You did it — your first API call is complete! Now, let’s explore how to make your model smarter at handling tasks and more precise in how it formats its responses via structured outputs and tool calling. See the examples below for how to use both.
import os
import requests
import json

api_key = os.getenv("OPENROUTER_API_KEY")
url = "https://openrouter.ai/api/v1/chat/completions"

headers = {
    "Authorization": f"Bearer {api_key}",
    "Content-Type": "application/json"
}

# Define the JSON schema for the expected output
movie_schema = {
    "type": "object",
    "properties": {
        "title": {"type": "string"},
        "director": {"type": "string"},
        "year": {"type": "integer"}
    },
    "required": ["title", "director", "year"],
    "additionalProperties": False
}

data = {
    "model": "llama-3.3-70b-instruct",
    "provider": {
        "only": ["Cerebras"]
    },
    "messages": [
        {"role": "system", "content": "You are a helpful assistant that generates movie recommendations."},
        {"role": "user", "content": "Suggest a sci-fi movie from the 1990s."}
    ],
    "response_format": {
        "type": "json_schema",
        "json_schema": {
            "name": "movie_schema",
            "strict": True,
            "schema": movie_schema
        }
    }
}

# Parse and display the result
response = requests.post(url, headers=headers, json=data)
result = response.json()
if 'choices' in result:
    movie_data = json.loads(result['choices'][0]['message']['content'])
    print(json.dumps(movie_data, indent=2))
else:
    print(f"Error: {result}")

FAQ

This varies by model.
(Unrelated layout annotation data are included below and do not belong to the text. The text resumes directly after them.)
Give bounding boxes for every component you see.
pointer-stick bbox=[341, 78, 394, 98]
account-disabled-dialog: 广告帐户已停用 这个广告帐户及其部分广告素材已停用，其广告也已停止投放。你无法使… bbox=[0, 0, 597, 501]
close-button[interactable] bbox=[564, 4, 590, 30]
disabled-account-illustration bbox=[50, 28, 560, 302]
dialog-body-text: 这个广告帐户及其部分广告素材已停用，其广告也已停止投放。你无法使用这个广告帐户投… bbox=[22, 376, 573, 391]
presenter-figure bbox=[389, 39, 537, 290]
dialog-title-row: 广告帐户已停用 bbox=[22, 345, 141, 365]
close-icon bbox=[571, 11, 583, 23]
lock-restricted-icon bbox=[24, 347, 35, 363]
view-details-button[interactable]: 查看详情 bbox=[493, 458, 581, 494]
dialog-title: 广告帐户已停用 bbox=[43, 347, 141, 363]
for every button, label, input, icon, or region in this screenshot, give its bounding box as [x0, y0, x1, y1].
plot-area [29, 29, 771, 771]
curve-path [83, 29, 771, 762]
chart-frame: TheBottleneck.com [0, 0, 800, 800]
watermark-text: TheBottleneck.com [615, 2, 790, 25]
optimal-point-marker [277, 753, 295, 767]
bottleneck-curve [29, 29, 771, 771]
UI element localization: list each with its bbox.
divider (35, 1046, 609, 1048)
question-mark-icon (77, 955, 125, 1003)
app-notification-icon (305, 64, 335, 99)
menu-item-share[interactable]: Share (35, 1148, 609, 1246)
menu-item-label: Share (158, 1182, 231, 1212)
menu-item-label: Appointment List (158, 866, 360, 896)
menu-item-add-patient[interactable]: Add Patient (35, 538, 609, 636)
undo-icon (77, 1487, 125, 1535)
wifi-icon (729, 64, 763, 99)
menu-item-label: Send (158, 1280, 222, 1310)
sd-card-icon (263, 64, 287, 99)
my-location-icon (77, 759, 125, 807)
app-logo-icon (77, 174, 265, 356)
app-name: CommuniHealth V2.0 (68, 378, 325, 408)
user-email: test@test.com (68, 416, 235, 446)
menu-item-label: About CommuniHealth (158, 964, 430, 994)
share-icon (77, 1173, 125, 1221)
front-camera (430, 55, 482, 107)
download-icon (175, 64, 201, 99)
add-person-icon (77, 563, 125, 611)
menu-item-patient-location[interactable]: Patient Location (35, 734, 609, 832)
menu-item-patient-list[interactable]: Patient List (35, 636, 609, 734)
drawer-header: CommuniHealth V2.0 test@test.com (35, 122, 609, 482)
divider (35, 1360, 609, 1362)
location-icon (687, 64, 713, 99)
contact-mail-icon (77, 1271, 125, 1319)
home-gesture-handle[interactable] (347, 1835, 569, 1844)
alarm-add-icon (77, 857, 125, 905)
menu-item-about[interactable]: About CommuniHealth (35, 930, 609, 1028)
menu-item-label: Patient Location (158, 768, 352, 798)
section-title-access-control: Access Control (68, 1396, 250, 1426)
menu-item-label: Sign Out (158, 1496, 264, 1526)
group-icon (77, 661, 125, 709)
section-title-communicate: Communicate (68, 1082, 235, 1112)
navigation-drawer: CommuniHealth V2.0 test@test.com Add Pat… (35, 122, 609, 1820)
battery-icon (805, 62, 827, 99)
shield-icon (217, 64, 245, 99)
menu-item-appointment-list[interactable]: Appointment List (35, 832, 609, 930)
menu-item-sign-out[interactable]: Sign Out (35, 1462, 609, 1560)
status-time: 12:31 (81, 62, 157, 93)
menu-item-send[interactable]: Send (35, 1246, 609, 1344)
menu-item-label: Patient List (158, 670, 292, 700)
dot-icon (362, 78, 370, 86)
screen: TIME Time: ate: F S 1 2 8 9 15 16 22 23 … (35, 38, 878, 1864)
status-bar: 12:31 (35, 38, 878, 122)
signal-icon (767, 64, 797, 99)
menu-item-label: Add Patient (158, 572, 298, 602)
See our provider page to view max context length for each model.
A marginal amount of latency may appear as Cerebras Inference is only available via proxy, which has to be queried after your initial API request.
The official OpenRouter inference example uses a multimodal input call, which is not currently supported by Cerebras. To avoid this error, use the code provided in Step 2 of the tutorial above.